“There may have been two or three [allegations] which I was not aware of, but I was for the rest of it,” he told CNN in an interview after the lawsuit was uncovered, adding that the allegations contributed to the “complete destruction” of the image of Trump as an expert businessman.
Trump reportedly overestimated the value his name added to Trump National Golf Club, Jupiter in Florida, on so-called financial disclosure statements submitted to banks and tax authorities. The statements said there was no brand bonus, but nevertheless claimed that his image increased property values by 30% in 2013 and 2014, and 15% from 2015 to 2020, according to James.
Trump also claimed his own triplex apartment in Trump Tower as 30,000 square feet when it was actually a hair under 11,000, resulting in a 2015 valuation of $327 million in total or 29 $738 per square foot, according to the attorney general.
In a statement, Trump’s attorney Alina Habba repeated the former president’s claim that the case is politically motivated.
“Today’s brief is neither fact- or law-driven — rather, it is solely focused on advancing the attorney general’s policy agenda,” Habba said. “It is abundantly clear that the Attorney General’s Office has exceeded its statutory authority by interfering in transactions where absolutely no wrongdoing has taken place. We are confident that our legal system will not tolerate this unchecked abuse of power, and we look forward to defending our client against each of the Attorney General’s baseless claims.

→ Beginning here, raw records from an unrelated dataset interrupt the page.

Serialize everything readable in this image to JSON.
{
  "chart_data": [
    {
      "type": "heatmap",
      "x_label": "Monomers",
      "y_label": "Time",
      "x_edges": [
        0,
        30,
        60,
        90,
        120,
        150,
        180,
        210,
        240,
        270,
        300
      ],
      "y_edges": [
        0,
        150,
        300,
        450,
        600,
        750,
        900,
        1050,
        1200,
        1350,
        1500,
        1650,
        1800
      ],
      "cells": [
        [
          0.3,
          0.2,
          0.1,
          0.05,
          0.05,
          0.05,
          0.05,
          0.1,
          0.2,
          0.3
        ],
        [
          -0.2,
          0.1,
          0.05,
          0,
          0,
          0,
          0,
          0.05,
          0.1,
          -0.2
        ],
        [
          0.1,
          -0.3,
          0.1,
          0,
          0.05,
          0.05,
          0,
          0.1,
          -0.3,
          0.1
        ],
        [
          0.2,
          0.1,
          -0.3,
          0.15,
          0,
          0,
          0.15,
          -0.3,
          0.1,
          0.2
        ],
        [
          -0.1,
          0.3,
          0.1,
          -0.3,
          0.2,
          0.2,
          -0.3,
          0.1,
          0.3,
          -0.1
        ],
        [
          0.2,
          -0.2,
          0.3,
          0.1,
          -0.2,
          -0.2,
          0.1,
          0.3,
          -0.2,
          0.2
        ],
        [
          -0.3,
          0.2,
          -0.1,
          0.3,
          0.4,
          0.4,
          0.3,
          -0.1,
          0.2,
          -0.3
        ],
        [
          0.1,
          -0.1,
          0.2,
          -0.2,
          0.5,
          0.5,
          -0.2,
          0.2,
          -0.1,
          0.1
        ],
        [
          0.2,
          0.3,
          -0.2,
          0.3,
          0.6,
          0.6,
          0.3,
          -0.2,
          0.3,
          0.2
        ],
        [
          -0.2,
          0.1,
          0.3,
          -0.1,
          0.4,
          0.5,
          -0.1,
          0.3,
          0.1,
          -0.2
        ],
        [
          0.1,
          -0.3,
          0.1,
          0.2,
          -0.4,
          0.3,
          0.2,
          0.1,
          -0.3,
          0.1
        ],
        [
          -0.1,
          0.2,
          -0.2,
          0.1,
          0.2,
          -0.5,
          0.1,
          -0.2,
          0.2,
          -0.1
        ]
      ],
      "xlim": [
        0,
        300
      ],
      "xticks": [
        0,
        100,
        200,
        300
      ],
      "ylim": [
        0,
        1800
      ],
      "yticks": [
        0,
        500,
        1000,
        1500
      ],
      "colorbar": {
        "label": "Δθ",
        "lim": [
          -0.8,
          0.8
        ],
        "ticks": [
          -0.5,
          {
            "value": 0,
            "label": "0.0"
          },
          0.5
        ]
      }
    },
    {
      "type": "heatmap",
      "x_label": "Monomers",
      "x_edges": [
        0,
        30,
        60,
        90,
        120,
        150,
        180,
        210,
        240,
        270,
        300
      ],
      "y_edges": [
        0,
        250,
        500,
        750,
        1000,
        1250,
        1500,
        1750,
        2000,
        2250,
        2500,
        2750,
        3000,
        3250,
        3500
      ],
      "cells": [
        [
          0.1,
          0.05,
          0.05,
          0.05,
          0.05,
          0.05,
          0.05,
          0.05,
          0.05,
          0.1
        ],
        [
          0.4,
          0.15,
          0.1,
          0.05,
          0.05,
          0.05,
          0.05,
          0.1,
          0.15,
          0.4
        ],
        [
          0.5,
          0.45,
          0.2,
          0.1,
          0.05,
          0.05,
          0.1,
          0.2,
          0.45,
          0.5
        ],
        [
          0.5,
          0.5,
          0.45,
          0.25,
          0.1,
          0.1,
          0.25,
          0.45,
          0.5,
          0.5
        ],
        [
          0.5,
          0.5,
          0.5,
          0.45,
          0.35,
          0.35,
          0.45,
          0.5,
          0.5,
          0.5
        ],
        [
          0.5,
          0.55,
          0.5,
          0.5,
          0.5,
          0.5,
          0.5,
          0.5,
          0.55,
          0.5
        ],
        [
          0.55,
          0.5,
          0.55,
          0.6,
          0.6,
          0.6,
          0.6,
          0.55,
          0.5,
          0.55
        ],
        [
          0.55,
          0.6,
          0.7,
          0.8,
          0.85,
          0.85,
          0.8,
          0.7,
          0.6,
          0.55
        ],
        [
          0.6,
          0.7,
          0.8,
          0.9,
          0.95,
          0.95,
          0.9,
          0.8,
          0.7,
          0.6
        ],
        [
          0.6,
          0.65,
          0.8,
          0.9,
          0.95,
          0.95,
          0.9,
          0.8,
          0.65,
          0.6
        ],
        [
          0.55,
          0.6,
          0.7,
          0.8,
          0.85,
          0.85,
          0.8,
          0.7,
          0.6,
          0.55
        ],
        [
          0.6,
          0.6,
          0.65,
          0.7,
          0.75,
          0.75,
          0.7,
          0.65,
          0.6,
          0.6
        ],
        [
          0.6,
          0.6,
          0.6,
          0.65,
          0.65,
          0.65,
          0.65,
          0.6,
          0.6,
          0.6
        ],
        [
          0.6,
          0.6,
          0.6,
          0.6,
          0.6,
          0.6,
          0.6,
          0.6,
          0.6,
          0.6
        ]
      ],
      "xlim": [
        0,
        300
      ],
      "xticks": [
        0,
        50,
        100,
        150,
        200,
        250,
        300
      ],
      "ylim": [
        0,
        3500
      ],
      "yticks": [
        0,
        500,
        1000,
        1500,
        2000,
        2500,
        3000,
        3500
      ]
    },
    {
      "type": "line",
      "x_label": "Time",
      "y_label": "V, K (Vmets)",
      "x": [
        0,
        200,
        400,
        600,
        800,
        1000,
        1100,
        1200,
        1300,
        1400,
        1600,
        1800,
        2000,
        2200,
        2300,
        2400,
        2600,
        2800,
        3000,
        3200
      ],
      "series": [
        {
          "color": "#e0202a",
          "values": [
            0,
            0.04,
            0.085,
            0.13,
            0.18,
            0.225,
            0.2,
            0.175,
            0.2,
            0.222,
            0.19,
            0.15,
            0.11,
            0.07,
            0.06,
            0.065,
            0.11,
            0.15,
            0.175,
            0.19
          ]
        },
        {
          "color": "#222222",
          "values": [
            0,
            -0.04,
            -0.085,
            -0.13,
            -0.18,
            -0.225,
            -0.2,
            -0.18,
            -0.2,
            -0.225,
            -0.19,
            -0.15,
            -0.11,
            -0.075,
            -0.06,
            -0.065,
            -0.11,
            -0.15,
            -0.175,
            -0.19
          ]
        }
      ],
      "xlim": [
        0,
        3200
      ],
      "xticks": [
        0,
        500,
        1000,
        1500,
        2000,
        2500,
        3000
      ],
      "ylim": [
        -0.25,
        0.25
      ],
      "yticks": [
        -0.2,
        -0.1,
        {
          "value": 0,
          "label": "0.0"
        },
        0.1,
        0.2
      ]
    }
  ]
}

For those who knew Trump when he was a player in the real estate world in New York decades ago, however, the sprawling fraud alleged in the lawsuit came as no surprise.
“The guy is completely untrustworthy. Everyone knew you couldn’t take their word for it. That’s why he hasn’t built anything for years,” a top real estate executive, who spoke only on condition of anonymity, said in an interview.
The person said it was common knowledge among developers that Trump easily engaged in shady business practices and described much of his real estate portfolio as a marketing and branding scheme.
“He’s a master of hyperbole and has been exaggerating his role and importance for decades,” said another developer who would speak only on condition of anonymity.
If successful, James’ lawsuit would bar Trump from all commercial real estate transactions for five years, which could spell the end of what remains of his real estate empire.
The AG says Trump priced his Mar-a-Lago club in Florida at $739 million – when it was actually worth a tenth – based on the “false premise” that he could be used for residential purposes, even if he had signed deeds excluding this possibility.
The lawsuit also details how Trump allegedly obtained a loan in 2015 from Ladder Capital Finance based on allegedly inflated valuations of real estate firm Cushman & Wakefield of 40 Wall Street, an office tower in Lower Manhattan for which the Trump Organization owns. a land lease. Cushman, who declined to comment for the article, valued it at $540 million through a series of “unreasonable adjustments”, James alleged.
But Trump nonetheless claimed the property was worth $735.4 million on a financial statement submitted in support of the 2015 loan application, according to the AG’s office. Three years earlier he reportedly valued the property at $527 million, despite a bank-ordered appraisal it was worth just $220 million, James says.
At Trump Tower, the 58-story skyscraper on Fifth Avenue that also houses the headquarters of the Trump Organization, the company said it consulted “outside professionals” to arrive at valuations in annual financial statements between 2011 and 2019. But the suit says there is ‘no evidence’ such a third-party valuation took place and alleges the company carried out a ‘coordinated series of actions’ to artificially inflate the estimated price. of the building.
James says Trump further misrepresented his net worth by repeatedly counting funds he did not control, such as money held by Vornado Partnership Interests, in which he had a minority stake.
Trump’s tax returns also failed to mention his 50% stake in a joint venture in a Las Vegas hotel-condo tower, James alleged. In 2015, his organization submitted an appraisal of nearly $25 million for the Trump International Hotel and Tower to challenge the taxes Nevada was charging it. Yet that same year, his company reported the property was worth $107 million — “a value the Trump Organization achieved using fraudulent methods,” according to legal papers James released.
At several Trump Organization golf courses — from Briarcliff Manor, New York, to Colts Neck, New Jersey, to Mooresville, North Carolina — the company has inflated the value of unsold memberships to further boost valuations.
“The fraud scheme used by Mr. Trump and the Trump Organization was staggering,” James said at a press conference announcing his highly anticipated trial.
Olivia Olander contributed to this report.